La tigresse sort ses griffes ? Plus de pitié pour le pauvre fugitif blessé ? Non ?

Sa douleur à l'épaule qui s'était tenue tranquille tout au long de la journée s'éveilla à ce geste brusque. Abby ne se laissa pas attendrir, déjà campée sur ses pieds, prête à mener l'homme où bon lui semblait. Sa mâchoire crispée durcissait les traits de son visage et, dans cette colère froide qu'un rien saurait voir éclater, elle ne possédait plus rien de sa beauté sauvage que chacun s'autorisait à lui prêter.

— Allez, amène-toi, on n'a pas toute la nuit.

J'espère bien, figure-toi.

Kyo abdiqua. Il se redressa pour de bon et abandonna à regret sa couche confortable. Sheran dormait toujours, allongé sur le côté, laissant entrevoir ses traits paisibles et son expression inhabitée de la tension qui le caractérisait souvent. Un sourire discret s'épanouit sur les lèvres de l'assassin.

— Kyo ! siffla Abby. Tu profiteras de mon frère plus tard et quand je serai pas dans les alentours, pas maintenant !

— C'est toi qui m'as réveillé, il fallait y réfléchir avant.

Si elle a décidé de passer ses nerfs sur moi, je la retiens pas, mais qu'elle n'aille pas s'imaginer que je vais me laisser faire. Ça non !

Une lampe à huile à la main, elle s'enfonçait dans la forêt sans craindre les animaux nocturnes qu'elle surprendrait. Ses traits graves miroitaient à la lumière vacillante et elle ne décrocha aucun regard à celui qu'elle venait de tirer de son précieux sommeil. Emboitant son pas, Kyo ne chercha pas tout de suite à comprendre. La curiosité finit pourtant par venir à bout de sa patience et il s'enquit, au terme d'une longue minute de cette comédie :

— Tu m'emmènes où ?

— C'est pas ton affaire.

— Justement. Je préférais encore que Sheran retrouve mon cadavre.

Au mieux, j'aimerais rester en vie au moins avant de croiser deux-trois soldats supplémentaires. Juste histoire de crever dignement.

Abby fulminait et Kyo ne comprenait pas ce soudain accès de colère.
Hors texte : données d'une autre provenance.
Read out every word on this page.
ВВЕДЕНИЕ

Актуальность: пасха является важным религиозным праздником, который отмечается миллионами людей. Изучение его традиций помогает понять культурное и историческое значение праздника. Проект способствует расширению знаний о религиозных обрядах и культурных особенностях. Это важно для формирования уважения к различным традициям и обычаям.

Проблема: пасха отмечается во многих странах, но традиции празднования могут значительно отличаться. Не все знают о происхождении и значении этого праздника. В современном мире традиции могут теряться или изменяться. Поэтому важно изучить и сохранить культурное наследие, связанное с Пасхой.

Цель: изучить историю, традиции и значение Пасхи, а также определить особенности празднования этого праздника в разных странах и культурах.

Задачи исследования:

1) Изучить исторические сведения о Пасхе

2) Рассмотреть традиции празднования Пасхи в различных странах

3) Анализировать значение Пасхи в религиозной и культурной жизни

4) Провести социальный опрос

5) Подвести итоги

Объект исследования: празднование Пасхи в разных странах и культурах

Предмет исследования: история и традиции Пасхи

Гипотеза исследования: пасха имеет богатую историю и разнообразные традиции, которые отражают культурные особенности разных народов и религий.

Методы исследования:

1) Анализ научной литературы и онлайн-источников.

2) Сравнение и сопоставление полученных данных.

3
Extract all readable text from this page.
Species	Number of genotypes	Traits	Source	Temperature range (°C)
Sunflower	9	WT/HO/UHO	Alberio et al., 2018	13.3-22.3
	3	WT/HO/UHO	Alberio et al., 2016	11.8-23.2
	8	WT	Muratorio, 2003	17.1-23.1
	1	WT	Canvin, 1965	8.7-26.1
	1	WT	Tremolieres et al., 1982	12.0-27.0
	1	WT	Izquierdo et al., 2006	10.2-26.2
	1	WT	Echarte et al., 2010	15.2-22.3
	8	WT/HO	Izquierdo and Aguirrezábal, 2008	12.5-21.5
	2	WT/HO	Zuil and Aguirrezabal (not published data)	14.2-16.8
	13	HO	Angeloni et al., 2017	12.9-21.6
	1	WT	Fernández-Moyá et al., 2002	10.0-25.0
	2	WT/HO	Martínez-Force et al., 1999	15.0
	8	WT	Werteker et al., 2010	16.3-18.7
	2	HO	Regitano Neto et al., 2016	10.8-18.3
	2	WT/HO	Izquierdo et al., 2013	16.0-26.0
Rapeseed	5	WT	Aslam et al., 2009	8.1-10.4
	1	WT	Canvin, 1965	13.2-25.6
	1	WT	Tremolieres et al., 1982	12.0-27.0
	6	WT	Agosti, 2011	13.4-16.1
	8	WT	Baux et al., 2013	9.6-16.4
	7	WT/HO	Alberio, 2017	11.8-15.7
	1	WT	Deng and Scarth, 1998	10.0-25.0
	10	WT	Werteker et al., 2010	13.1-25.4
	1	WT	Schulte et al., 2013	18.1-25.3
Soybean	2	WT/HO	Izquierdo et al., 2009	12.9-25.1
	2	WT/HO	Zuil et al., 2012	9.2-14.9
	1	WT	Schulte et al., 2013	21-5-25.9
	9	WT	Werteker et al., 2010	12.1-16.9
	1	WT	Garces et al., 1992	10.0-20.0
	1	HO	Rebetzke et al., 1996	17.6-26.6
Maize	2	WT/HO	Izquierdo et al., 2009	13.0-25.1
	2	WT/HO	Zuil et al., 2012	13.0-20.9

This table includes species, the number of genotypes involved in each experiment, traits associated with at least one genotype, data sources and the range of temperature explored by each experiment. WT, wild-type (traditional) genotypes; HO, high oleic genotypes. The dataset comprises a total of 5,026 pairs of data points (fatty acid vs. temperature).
Elle n'avait pas démontré une haine particulière après l'altercation avec le soldat survenu plus tôt, alors pourquoi ? Qu'avait-il commis pour mériter un tel comportement à son égard ? Qu'avait-il manqué ? Cela lui échappait complètement.

Elle planta ses deux pieds dans le sol et se tourna vers Kyo qui ne baissa pas le regard, mais se contenta de le soutenir avec une hargne farouche. La tension qui les unissait aurait pu les mener vers quelque chose de plus dévastateur qu'une simple joute verbale. Abby parut s'en rendre compte, puisqu'elle lâcha, le nez retroussé par une émotion à mi-chemin entre l'inquiétude et le mépris :

— J'ai une proposition très sérieuse à te faire.

— Et moi, j'ai pas d'autres choix que de t'écouter, avança l'homme.

Et ça serait con d'avoir fait tout ce chemin pour rien. Accouche !

— Il reste quelques heures à peine avant la frontière. Si on se débrouille bien, on y sera avant l'aube et passer la vigilance des gardes ne sera plus simple qu'en plein jour.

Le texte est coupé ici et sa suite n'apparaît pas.